The book also offers accounts of artists who can maximise what they earn and provide incentives that discourage piracy. The band Radiohead famously chose to bypass traditional music publishers when releasing their 2007 album In Rainbows. They made the tracks available right from their website for any price fans wished to pay, including nothing at all. It proved to be the band’s most profitable album at the time.
One network that learned a hard lesson about changing appetites was NBCUniversal in 2007, refusing to negotiate with Apple’s streaming service iTunes chose to remove its shows rather than empower video on demand. Viewers largely opted for piracy rather than following NBC to other digital outlets.
Truly the main point of Streaming, Sharing, Stealing highlights what the seasoned marketer has always known: the immense value of knowing your customer and delivering to them.
It’s never been easier to develop, create and deliver content than it is right now.
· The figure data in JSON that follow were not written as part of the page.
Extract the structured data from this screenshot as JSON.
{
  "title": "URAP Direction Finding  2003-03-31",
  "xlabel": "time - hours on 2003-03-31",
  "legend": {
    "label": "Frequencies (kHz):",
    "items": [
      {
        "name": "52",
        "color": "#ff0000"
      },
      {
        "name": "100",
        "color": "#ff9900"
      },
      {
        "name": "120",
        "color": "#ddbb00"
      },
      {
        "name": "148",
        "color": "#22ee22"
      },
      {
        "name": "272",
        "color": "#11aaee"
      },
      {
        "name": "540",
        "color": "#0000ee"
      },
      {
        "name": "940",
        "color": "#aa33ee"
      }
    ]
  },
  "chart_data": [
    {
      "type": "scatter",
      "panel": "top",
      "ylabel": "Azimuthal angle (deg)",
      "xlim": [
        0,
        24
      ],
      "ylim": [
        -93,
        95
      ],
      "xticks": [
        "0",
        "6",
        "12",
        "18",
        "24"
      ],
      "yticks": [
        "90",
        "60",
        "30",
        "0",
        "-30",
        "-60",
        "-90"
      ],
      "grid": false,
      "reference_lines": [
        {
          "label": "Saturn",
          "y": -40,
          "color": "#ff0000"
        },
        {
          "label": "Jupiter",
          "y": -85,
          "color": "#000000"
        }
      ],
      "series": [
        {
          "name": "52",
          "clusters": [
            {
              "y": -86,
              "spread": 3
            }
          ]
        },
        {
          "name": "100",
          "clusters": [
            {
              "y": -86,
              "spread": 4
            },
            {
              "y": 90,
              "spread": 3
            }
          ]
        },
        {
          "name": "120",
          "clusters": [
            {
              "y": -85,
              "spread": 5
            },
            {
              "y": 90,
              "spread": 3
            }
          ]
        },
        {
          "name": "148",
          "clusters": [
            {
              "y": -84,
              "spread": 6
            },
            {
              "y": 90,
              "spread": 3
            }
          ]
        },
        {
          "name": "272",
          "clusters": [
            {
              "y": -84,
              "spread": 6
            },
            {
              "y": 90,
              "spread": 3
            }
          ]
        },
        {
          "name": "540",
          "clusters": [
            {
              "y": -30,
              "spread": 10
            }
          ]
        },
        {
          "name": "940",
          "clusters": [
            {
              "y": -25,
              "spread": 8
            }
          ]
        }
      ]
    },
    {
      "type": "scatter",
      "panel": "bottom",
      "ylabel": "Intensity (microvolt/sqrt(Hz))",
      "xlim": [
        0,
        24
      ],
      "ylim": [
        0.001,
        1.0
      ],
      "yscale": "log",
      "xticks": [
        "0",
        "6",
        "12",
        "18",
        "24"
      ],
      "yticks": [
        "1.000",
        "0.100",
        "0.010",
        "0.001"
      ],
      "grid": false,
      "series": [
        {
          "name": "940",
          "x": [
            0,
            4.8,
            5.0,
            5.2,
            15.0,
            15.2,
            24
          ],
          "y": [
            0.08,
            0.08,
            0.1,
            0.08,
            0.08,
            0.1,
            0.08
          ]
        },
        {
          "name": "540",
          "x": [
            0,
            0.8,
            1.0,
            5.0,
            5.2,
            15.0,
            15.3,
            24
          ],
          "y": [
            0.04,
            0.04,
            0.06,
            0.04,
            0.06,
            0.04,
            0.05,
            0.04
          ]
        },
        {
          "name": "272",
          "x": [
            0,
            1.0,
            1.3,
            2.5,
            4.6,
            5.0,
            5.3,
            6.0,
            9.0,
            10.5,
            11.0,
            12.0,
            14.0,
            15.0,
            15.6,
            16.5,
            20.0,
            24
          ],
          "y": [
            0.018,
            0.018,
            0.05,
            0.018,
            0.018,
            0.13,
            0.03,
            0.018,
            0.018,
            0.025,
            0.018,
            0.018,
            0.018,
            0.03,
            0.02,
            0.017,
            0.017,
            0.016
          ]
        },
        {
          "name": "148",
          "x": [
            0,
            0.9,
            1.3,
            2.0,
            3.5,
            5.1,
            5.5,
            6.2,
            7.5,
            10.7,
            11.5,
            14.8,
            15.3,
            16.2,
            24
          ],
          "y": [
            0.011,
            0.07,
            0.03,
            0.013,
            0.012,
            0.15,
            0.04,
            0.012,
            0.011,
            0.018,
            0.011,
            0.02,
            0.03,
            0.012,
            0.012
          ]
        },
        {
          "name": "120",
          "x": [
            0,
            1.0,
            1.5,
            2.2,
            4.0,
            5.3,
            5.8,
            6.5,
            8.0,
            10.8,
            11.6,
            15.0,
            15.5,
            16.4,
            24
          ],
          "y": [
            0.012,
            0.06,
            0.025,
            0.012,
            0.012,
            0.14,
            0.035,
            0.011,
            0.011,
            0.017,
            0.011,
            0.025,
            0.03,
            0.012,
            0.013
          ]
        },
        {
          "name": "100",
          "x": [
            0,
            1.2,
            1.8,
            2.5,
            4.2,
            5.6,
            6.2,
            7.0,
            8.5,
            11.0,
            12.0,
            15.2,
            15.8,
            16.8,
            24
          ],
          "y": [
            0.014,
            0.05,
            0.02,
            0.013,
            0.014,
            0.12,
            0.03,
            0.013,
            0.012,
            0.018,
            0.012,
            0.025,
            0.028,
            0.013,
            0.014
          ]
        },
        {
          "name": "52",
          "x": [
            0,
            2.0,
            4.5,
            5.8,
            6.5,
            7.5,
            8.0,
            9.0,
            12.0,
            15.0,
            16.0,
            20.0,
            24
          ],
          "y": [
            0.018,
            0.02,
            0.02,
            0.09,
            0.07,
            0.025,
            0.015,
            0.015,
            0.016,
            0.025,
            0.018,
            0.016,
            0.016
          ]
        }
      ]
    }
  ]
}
Weighing in on the new era Netflix had heralded, Kevin Spacey said, “Until now those of us in the TV & fi;lm business had to be able for the talent to find us. We had the keys to the kingdom & folks needed to bring us their stories if they wanted to find a route to an audience, but now things are changing, and changing fast.”
The tools to produce quality content has plummeted. Professional quality is attainable to the people who have talent not just the bank. Cinematographer Kieran Crilly won a 2014 Oscar for his movie The Lady in #6 with a Canon 5D Mark 3, which cost a few thousand dollars. The winners of the Academy Awards 2010 & 2011 for best film editing were both edited on Final Cut Pro, a software package available for about $300
Yet there are some who believe that the age of “gut instinct” and the “tastemaker” hasn’t passed. These studios and executives believe they are the gatekeepers of content. And they’ll probably be fired or out of business very soon.
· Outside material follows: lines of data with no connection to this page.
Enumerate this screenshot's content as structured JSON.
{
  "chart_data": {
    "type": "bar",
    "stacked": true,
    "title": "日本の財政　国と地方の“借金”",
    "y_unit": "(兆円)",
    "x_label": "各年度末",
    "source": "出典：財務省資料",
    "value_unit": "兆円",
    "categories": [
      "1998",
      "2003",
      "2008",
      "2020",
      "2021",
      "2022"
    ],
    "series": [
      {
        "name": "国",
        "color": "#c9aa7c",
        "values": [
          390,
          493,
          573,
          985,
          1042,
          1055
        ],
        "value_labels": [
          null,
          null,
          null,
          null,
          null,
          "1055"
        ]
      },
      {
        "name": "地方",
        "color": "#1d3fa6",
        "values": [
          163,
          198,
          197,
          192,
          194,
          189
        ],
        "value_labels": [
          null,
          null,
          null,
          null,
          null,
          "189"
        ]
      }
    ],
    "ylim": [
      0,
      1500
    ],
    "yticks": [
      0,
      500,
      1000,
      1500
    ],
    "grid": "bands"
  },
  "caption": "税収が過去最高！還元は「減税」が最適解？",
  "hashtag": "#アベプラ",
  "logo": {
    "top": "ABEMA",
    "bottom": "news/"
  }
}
The way to ensure your business survives is to be ready to adapt and take make decisions — just as Netflix did with its $100m bet on a series the industry said would fail.
The future seems to be streaming, letting people share experiences, without letting executives steal your joy.
Happy consuming.
If you like history and media, this book is perfect. It also offers some great transferable principles on leadership, vision, and flexibility. Setting a firm line on what is popular or acceptable right her, right now, one day will not be.